While literacy has been promoted as the transformer of thought and an engine
of economic development, this transformation and that engine may or may not
be apparent in any particular individual becoming literate. To see how we may
gain the wider potential benefits of literacy more reliably we might usefully
reflect on how it was first invented and used in the West, and then consider
whether we might replicate some features of that process today. My general argument
is that we can get a better grasp on how to help people gain the wider potential
benefits of literacy by bringing to explicit attention underlying cognitive
tools, and then making them the mediational means, in Vygotsky’s sense,
of much of our practical teaching.
In Chapter Two, I will consider how the cognitive tools of orality gave way
historically to those of literacy, and will show perhaps surprising parallels
with the process whereby people today make the transition to literacy. In both
cases I will again focus on underlying cognitive tools. I will describe some
of the main tools that typically come along with literacy when it is mastered
through Western alphabetic forms. It is common to make a sharp distinction between
orality and literacy, or, to use Donald’s terms (1991), between mythic
and rational thinking, or, to use Bruner’s terms (1986), between narrative
and paradigmatic thinking. What has been much rarer is to recognize that both
historically and individually this is not so sharp a division, and that initial
literacy has its own distinctive cognitive tools. They are not the tools of
rationality and sophisticated literacy, but they are autonomous and merit attention
for what they are, not merely as a transition to something else. My focus on
the cognitive tools of literacy, then, will be throughout on those that come
into play early in a person’s literate career.

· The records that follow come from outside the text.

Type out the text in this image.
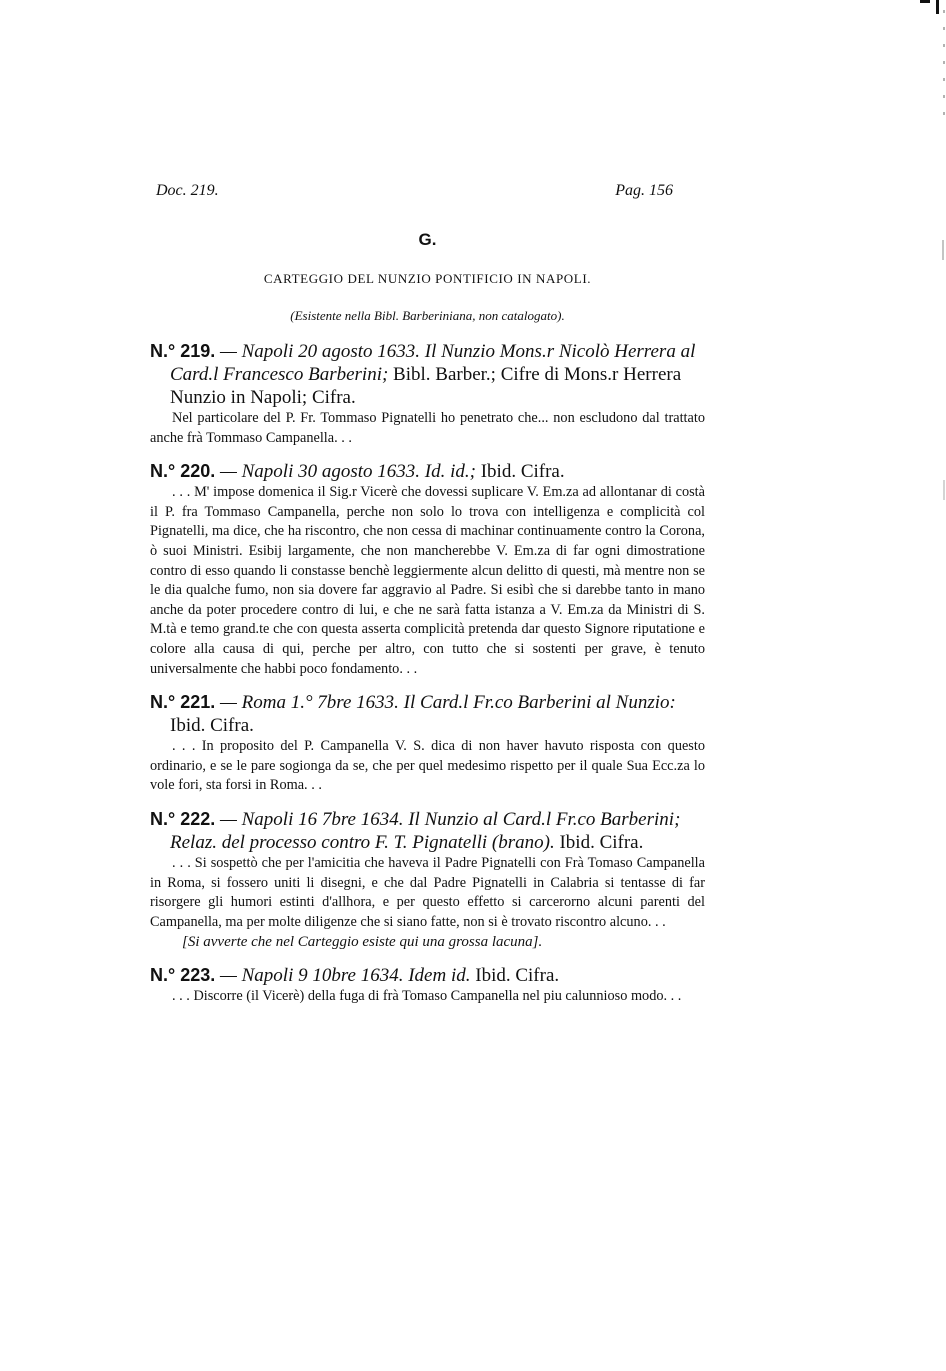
Doc. 219.	Pag. 156
G.
CARTEGGIO DEL NUNZIO PONTIFICIO IN NAPOLI.
(Esistente nella Bibl. Barberiniana, non catalogato).
N.° 219. — Napoli 20 agosto 1633. Il Nunzio Mons.r Nicolò Herrera al Card.l Francesco Barberini; Bibl. Barber.; Cifre di Mons.r Herrera Nunzio in Napoli; Cifra.
Nel particolare del P. Fr. Tommaso Pignatelli ho penetrato che... non escludono dal trattato anche frà Tommaso Campanella. . .
N.° 220. — Napoli 30 agosto 1633. Id. id.; Ibid. Cifra.
. . . M' impose domenica il Sig.r Vicerè che dovessi suplicare V. Em.za ad allontanar di costà il P. fra Tommaso Campanella, perche non solo lo trova con intelligenza e complicità col Pignatelli, ma dice, che ha riscontro, che non cessa di machinar continuamente contro la Corona, ò suoi Ministri. Esibij largamente, che non mancherebbe V. Em.za di far ogni dimostratione contro di esso quando li constasse benchè leggiermente alcun delitto di questi, mà mentre non se le dia qualche fumo, non sia dovere far aggravio al Padre. Si esibì che si darebbe tanto in mano anche da poter procedere contro di lui, e che ne sarà fatta istanza a V. Em.za da Ministri di S. M.tà e temo grand.te che con questa asserta complicità pretenda dar questo Signore riputatione e colore alla causa di qui, perche per altro, con tutto che si sostenti per grave, è tenuto universalmente che habbi poco fondamento. . .
N.° 221. — Roma 1.° 7bre 1633. Il Card.l Fr.co Barberini al Nunzio: Ibid. Cifra.
. . . In proposito del P. Campanella V. S. dica di non haver havuto risposta con questo ordinario, e se le pare sogionga da se, che per quel medesimo rispetto per il quale Sua Ecc.za lo vole fori, sta forsi in Roma. . .
N.° 222. — Napoli 16 7bre 1634. Il Nunzio al Card.l Fr.co Barberini; Relaz. del processo contro F. T. Pignatelli (brano). Ibid. Cifra.
. . . Si sospettò che per l'amicitia che haveva il Padre Pignatelli con Frà Tomaso Campanella in Roma, si fossero uniti li disegni, e che dal Padre Pignatelli in Calabria si tentasse di far risorgere gli humori estinti d'allhora, e per questo effetto si carcerorno alcuni parenti del Campanella, ma per molte diligenze che si siano fatte, non si è trovato riscontro alcuno. . .
[Si avverte che nel Carteggio esiste qui una grossa lacuna].
N.° 223. — Napoli 9 10bre 1634. Idem id. Ibid. Cifra.
. . . Discorre (il Vicerè) della fuga di frà Tomaso Campanella nel piu calunnioso modo. . .
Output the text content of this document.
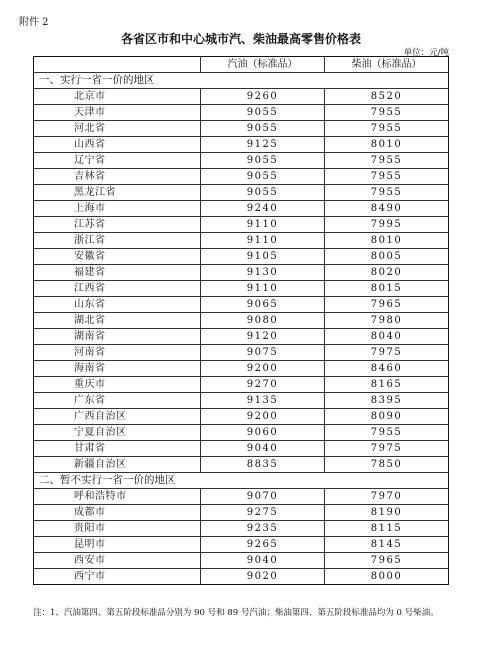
附件 2
各省区市和中心城市汽、柴油最高零售价格表
单位：元/吨
	汽油（标准品）	柴油（标准品）
一、实行一省一价的地区		
北京市	9260	8520
天津市	9055	7955
河北省	9055	7955
山西省	9125	8010
辽宁省	9055	7955
吉林省	9055	7955
黑龙江省	9055	7955
上海市	9240	8490
江苏省	9110	7995
浙江省	9110	8010
安徽省	9105	8005
福建省	9130	8020
江西省	9110	8015
山东省	9065	7965
湖北省	9080	7980
湖南省	9120	8040
河南省	9075	7975
海南省	9200	8460
重庆市	9270	8165
广东省	9135	8395
广西自治区	9200	8090
宁夏自治区	9060	7955
甘肃省	9040	7975
新疆自治区	8835	7850
二、暂不实行一省一价的地区		
呼和浩特市	9070	7970
成都市	9275	8190
贵阳市	9235	8115
昆明市	9265	8145
西安市	9040	7965
西宁市	9020	8000
注：1、汽油第四、第五阶段标准品分别为 90 号和 89 号汽油；柴油第四、第五阶段标准品均为 0 号柴油。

Chapters Three and Four focus on the implications of the first two chapters
for practice. I look at how one can build everyday exercises in typical classes
first on the cognitive tools of orality, and then on the cognitive tools of
initial literacy. In Chapter Four I will show another implication of the research
for techniques to aid planning teaching of adult literacy classes. I will design
two somewhat distinct frameworks to assist the teacher, and give examples of
how each one might be deployed in planning.
* * * * * * *
Throughout, and especially when giving examples of the cognitive tools at work,
I will assume I am discussing English alphabetic literacy. One has to give examples
in some particular language. The principles I will be adducing from the research,
however, seem to me to have much more general applicability. Most of the examples
will be easy to transfer into other alphabetic systems and other languages,
while some may be a little more provincial in their applicability.
Bhola has made a useful distinction between “school literacy” and
“functional literacy” (1994). The latter is generally taken to be
a form of literacy in which pragmatic social and economic concerns drive the
learning process. A further purpose of my monograph is to blur this distinction
somewhat. While accepting its utility, I will nevertheless be arguing that the
development of functional literacy can be more adequately achieved when we focus
on the development of a wider literacy through the stimulation of cognitive
tools.
Having begun this Introduction with a bold declaration, I should more modestly
qualify the claim to newness by noting that I do not propose the practices and
techniques with which I conclude as displacements for current practices. I would
be foolish to want to displace the considerable advances that have been made
in adult literacy teaching in recent times. Also a number of the practices I
will describe will be familiar to many teachers. What I propose as new is the
accumulation of the wide array of practices and the planning frameworks. And
what is also new is a somewhat distinctive approach, a new focus on the underlying
cognitive tools, which I should now get on with elaborating.